In the hall, which ran from the front door, past the stairs and on to the kitchen, there was a large, threadbare green sofa. I think it was a cast-off that no one had got around to moving out of the house. It blocked the bottom of the stairs and when I was little I couldn’t get past it, so I had to be lifted over. In fact, at one time there was a mouse’s nest in it and at night you could hear the sound of chewing on the stairs, a hollow, grating sound, which I found quite scary. I’d lie awake at night, listening, as all sorts of strange images ran through my mind. It was very spooky, knowing that a little animal was gnawing away downstairs, just a short distance away.

There was a picture on the wall at the bottom of the stairs – it was of the coast and had an old brown frame and as it was one of the few pictures in the house, I would sit on the stairs or play on the sofa and gaze at it. The hall sofa blocked the front door, too, so we could never use it. Instead, we had to go down a side passage with a corrugated plastic roof outside the house and come in through the back door. I took it for granted that we would always come in round the back and through the kitchen.
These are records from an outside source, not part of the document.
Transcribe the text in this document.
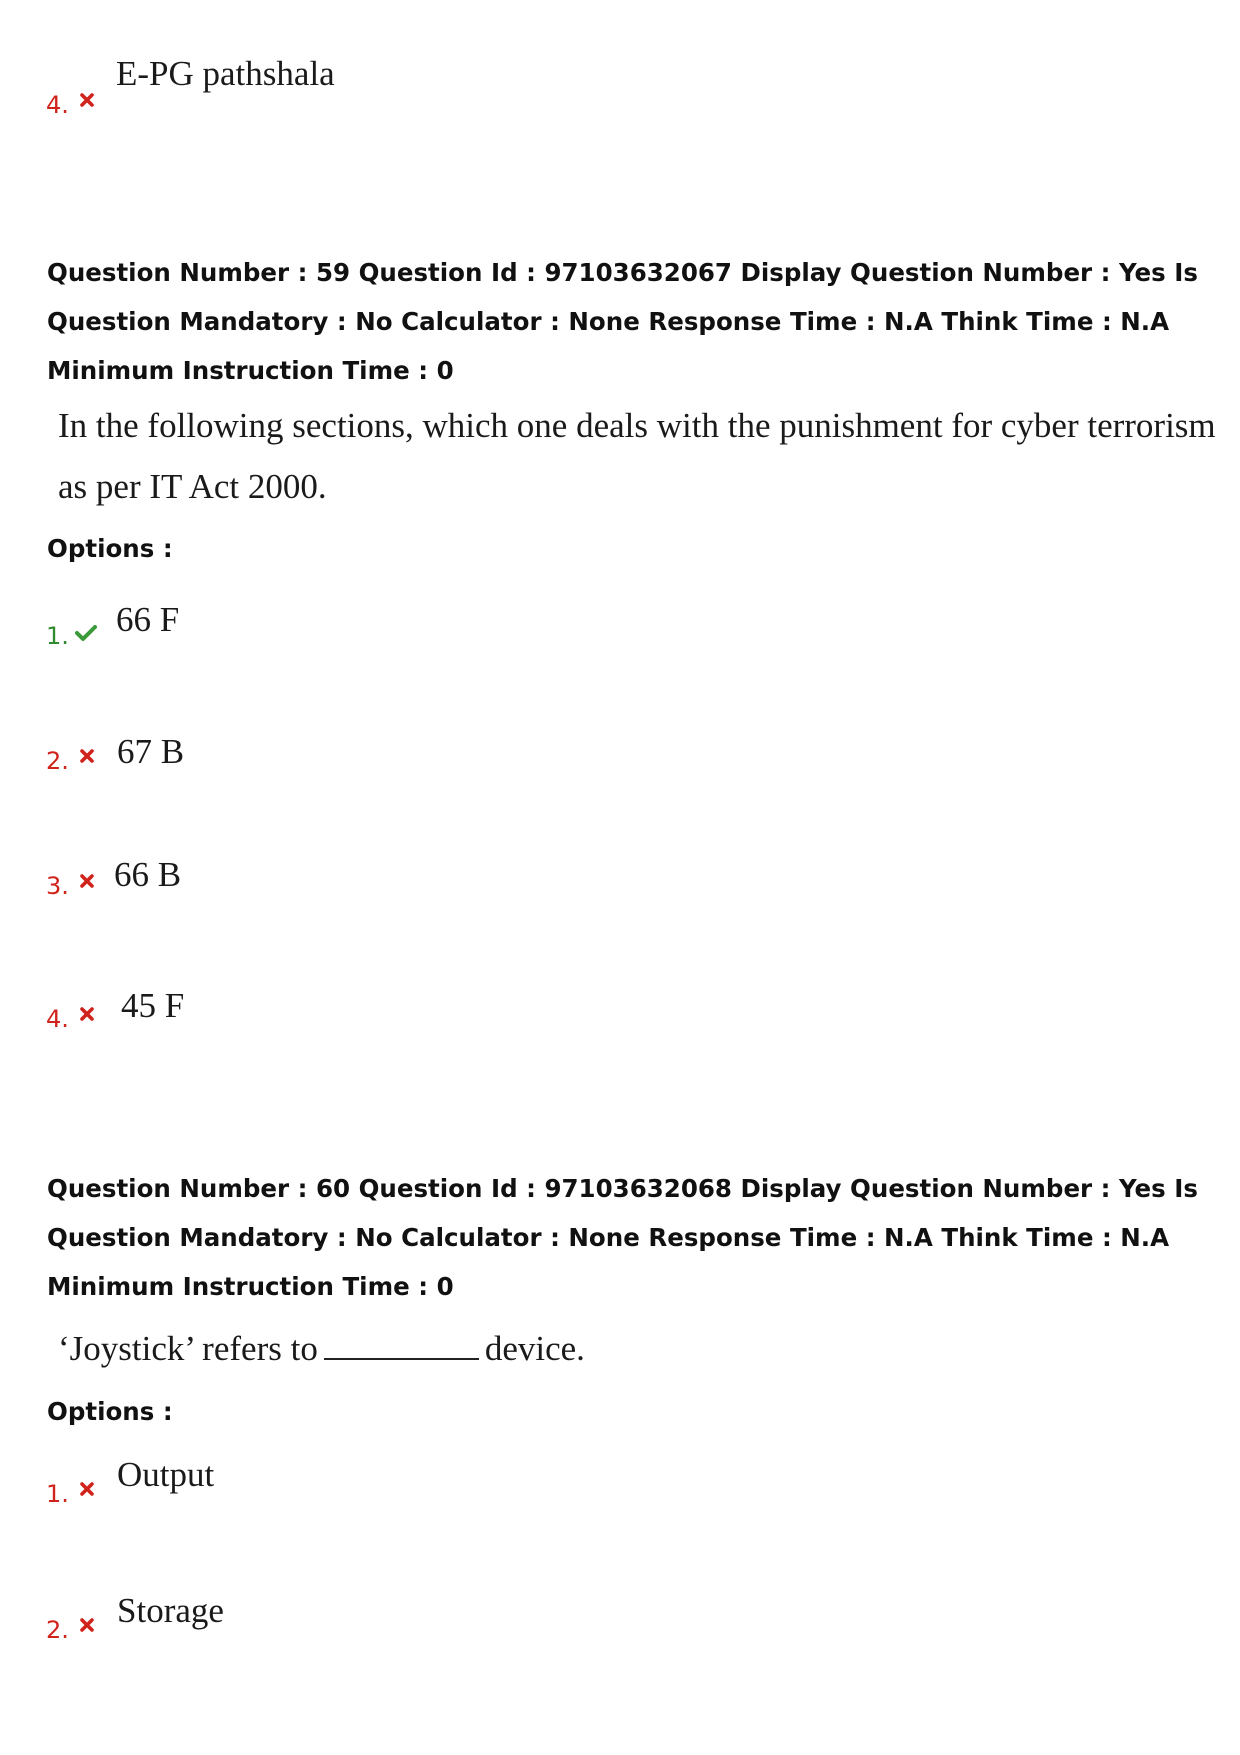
4.
E-PG pathshala

Question Number : 59 Question Id : 97103632067 Display Question Number : Yes Is Question Mandatory : No Calculator : None Response Time : N.A Think Time : N.A Minimum Instruction Time : 0

In the following sections, which one deals with the punishment for cyber terrorism
as per IT Act 2000.
Options :
1. 66 F
2. 67 B
3. 66 B
4. 45 F

Question Number : 60 Question Id : 97103632068 Display Question Number : Yes Is Question Mandatory : No Calculator : None Response Time : N.A Think Time : N.A Minimum Instruction Time : 0

‘Joystick’ refers to	device.
Options :
1. Output
2. Storage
I have random memories of my parents from those early days in our new family home. My dad would pick me up and lift me above his head and zoom me around, calling me ‘his little aeroplane’. I loved it and would giggle madly as he did so. He was quite physically playful back then – moments like that were great. I really felt he loved me, as did my mum – although she was less demonstrative.

Dad would sometimes read me bedtime stories, bringing the books to life. But once he’d tucked me in and gone downstairs, I’d often find I wasn’t sleepy and would get back out of bed, pretending to be a cat, a dog or a fox, scooting around on all fours in the dark. After several trips upstairs to try and settle me, Dad would eventually get annoyed and shout, ‘Get back in bed and stay there’. But before long I’d be meowing my way around the room again, as though sniffing at flowers or chasing butterflies. My imagination would take over as it always did.

I also have a vague memory of cooking with my mum one day in the kitchen, making something like spaghetti Bolognese, using a jar of sauce. I was stirring something and, for a laugh, my dad gave me a chilli pepper to see my reaction. I can still remember the unbearably searing hot sensation and my dad scooping me up and rushing me to the bathroom for water to cool my burning mouth.

I can see Mum hanging out washing on a line in what seemed like a massive garden. It was cultivated at one point, but soon became overgrown, providing me with a mysteriously lush place in which to explore and play my imaginary games. I could amuse myself with the slightest things: following a butterfly, talking to a cat or watching the neighbours daughter, Penny, play with her pet chihuahua – I thought it was such a funny little thing.

My parents would take me to Pitville Park in Cheltenham, which I loved as there were rabbits, peacocks and pheasants there. We’d feed bread to the birds and ducks and Dad would pick clover buds for the rabbits. I loved the bunnies with their twitchy noses and was captivated by the peacocks’ plumage, believing my dad when he told me the patterns on their feathers were real eyes. I hated the sound of the parrots squawking, so Dad would take me past their cages quickly and go on to the swings and roundabouts. I’d rock back and forth on a coloured horse whose body was fixed to a large coiled spring, while Dad said, ‘Whoop, giddyup, horsey, to the fair. What will we find when we get there?’

I also have vivid memories of Mum picking roses in the park and taking them home to dry the petals. I can still hear her singing as she bent down to pick each one. At home she’d take them apart carefully, dry them on newspaper in the airing cupboard, and then blend them with aromatic oils to make pot pourri. Mum liked to make things and enjoyed creative pursuits like needlework and collage. We kept lots of art magazines in large black plastic bags in the kitchen and Mum loved to flick through them. I’d spend hours staring at the ‘How to draw’ articles, fascinated by them.